Моулз снова устремил взгляд в окно.

– Я сделаю все, что мне прикажут, – только и сказал он.

Блэкторн с сержантом вернулись в гостиную, чтобы обсудить свои дальнейшие действия.

Подали ужин – густую наваристую уху, хлеб и пару кружек пива. После ужина Блэкторн отправился на ночлег в местную гостиницу.

В следующие два дня они с сержантом несколько раз наведывались в маленькую, закрытую со всех сторон бухточку, где взяли контрабандистов и где Моулз обычно встречался со своим таинственным благодетелем. Таким образом, еще до отъезда Блэкторн успел разработать простой и ясный план, в соответствии с которым Моулз должен был, как всегда, явиться на назначенную встречу.

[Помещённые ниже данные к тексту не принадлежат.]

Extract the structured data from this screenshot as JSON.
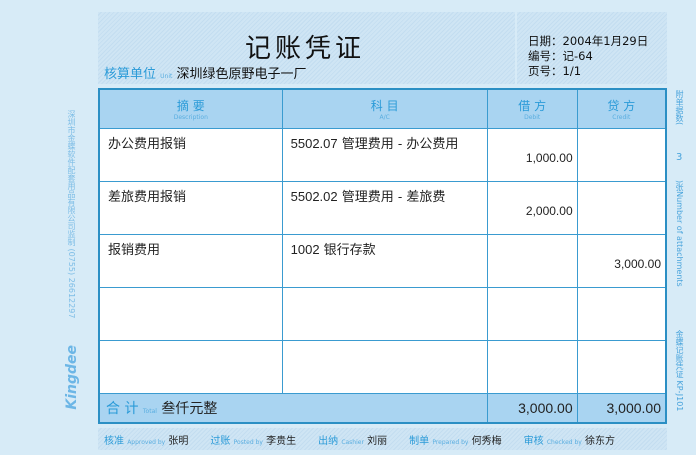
{
  "title": "记账凭证",
  "unit": {
    "label": "核算单位",
    "label_en": "Unit",
    "value": "深圳绿色原野电子一厂"
  },
  "meta": {
    "date": "日期：2004年1月29日",
    "number": "编号：记-64",
    "page": "页号：1/1"
  },
  "columns": [
    {
      "label": "摘 要",
      "en": "Description"
    },
    {
      "label": "科 目",
      "en": "A/C"
    },
    {
      "label": "借 方",
      "en": "Debit"
    },
    {
      "label": "贷 方",
      "en": "Credit"
    }
  ],
  "rows": [
    {
      "desc": "办公费用报销",
      "code": "5502.07",
      "account": " 管理费用 - 办公费用",
      "debit": "1,000.00",
      "credit": ""
    },
    {
      "desc": "差旅费用报销",
      "code": "5502.02",
      "account": " 管理费用 - 差旅费",
      "debit": "2,000.00",
      "credit": ""
    },
    {
      "desc": "报销费用",
      "code": "1002",
      "account": " 银行存款",
      "debit": "",
      "credit": "3,000.00"
    },
    {
      "desc": "",
      "code": "",
      "account": "",
      "debit": "",
      "credit": ""
    },
    {
      "desc": "",
      "code": "",
      "account": "",
      "debit": "",
      "credit": ""
    }
  ],
  "total": {
    "label": "合 计",
    "en": "Total",
    "words": "叁仟元整",
    "debit": "3,000.00",
    "credit": "3,000.00"
  },
  "footer": [
    {
      "label": "核准",
      "en": "Approved by",
      "name": "张明"
    },
    {
      "label": "过账",
      "en": "Posted by",
      "name": "李贵生"
    },
    {
      "label": "出纳",
      "en": "Cashier",
      "name": "刘丽"
    },
    {
      "label": "制单",
      "en": "Prepared by",
      "name": "何秀梅"
    },
    {
      "label": "审核",
      "en": "Checked by",
      "name": "徐东方"
    }
  ],
  "side": {
    "printer": "深圳市金蝶软件配套用品有限公司监制  (0755) 26612297",
    "logo": "Kingdee",
    "attach_label": "附单据数(",
    "attach_count": "3",
    "attach_en": ")张Number of attachments",
    "form": "金蝶记账凭证 KP-J101"
  }
}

Однако из головы почему-то не шли последние слова Моулза:

– Берегитесь, майор! Этот богач – коварная бестия.

* * *

Во вторник утром, ровно в восемь часов, Джулия и ее служанка вошли в Лечебный зал, расположенный по соседству с величественным Батским аббатством. Сестры, занятые выбором фасонов для новых платьев, остались сегодня дома. Джулия и сама сомневалась до последнего, как ей поступить: остаться и помочь сестрам с шитьем или подчиниться своему обычному ритуалу и поехать на воды. Она выбрала второе по двум причинам. Во-первых, она надеялась встретить тут лорда Питера, и во-вторых, сейчас, когда беда уже подступила к самому порогу, ей особенно хотелось соблюдать во всем налаженный порядок.

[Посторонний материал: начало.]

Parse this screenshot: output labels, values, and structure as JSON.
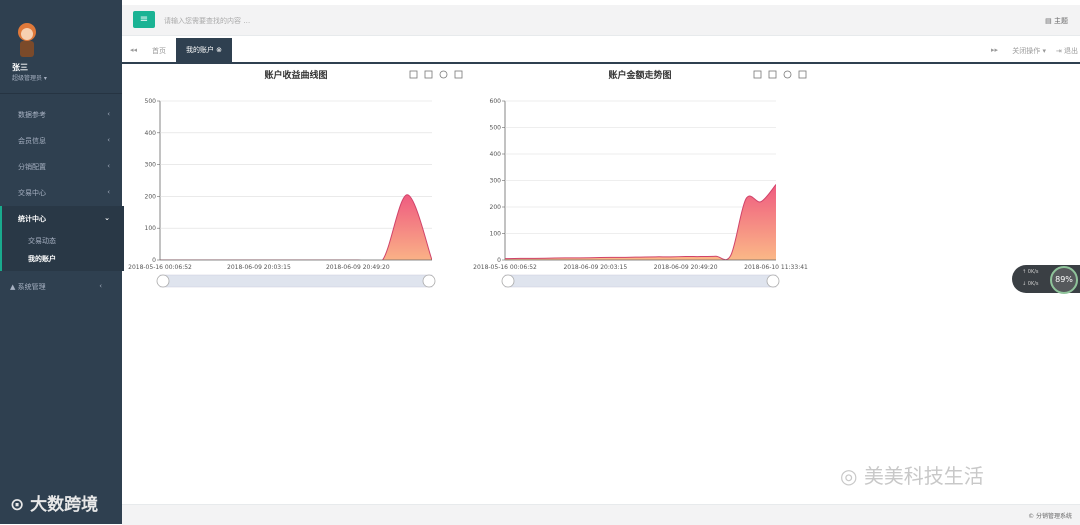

Каждый вторник, вот уже много лет подряд, она в сопровождении служанки или кого-нибудь из сестер садилась в карету лорда Делабоула и, проехав пять миль от Хатерлейского парка до города, переступала порог батского Лечебного зала. Собственно лечебная процедура состояла в поглощении некоторого количества воды с тошнотворным запахом и открывала скромный ряд развлечений, следовавших друг за другом в давно установленном порядке. За Лечебным залом шла книжная лавка, где приобретались новые романы, пьесы, газеты и памфлеты для обсуждения; за нею магазины дамских шляпок и разнообразных безделушек и, наконец, кондитерская мистера Джилла, где можно было отведать тарталетку с абрикосами или фруктовое желе. В хорошую погоду этот перечень дополнялся неторопливой прогулкой по Апельсиновой роще. После того, как ритуал был полностью завершен, она могла возвращаться домой.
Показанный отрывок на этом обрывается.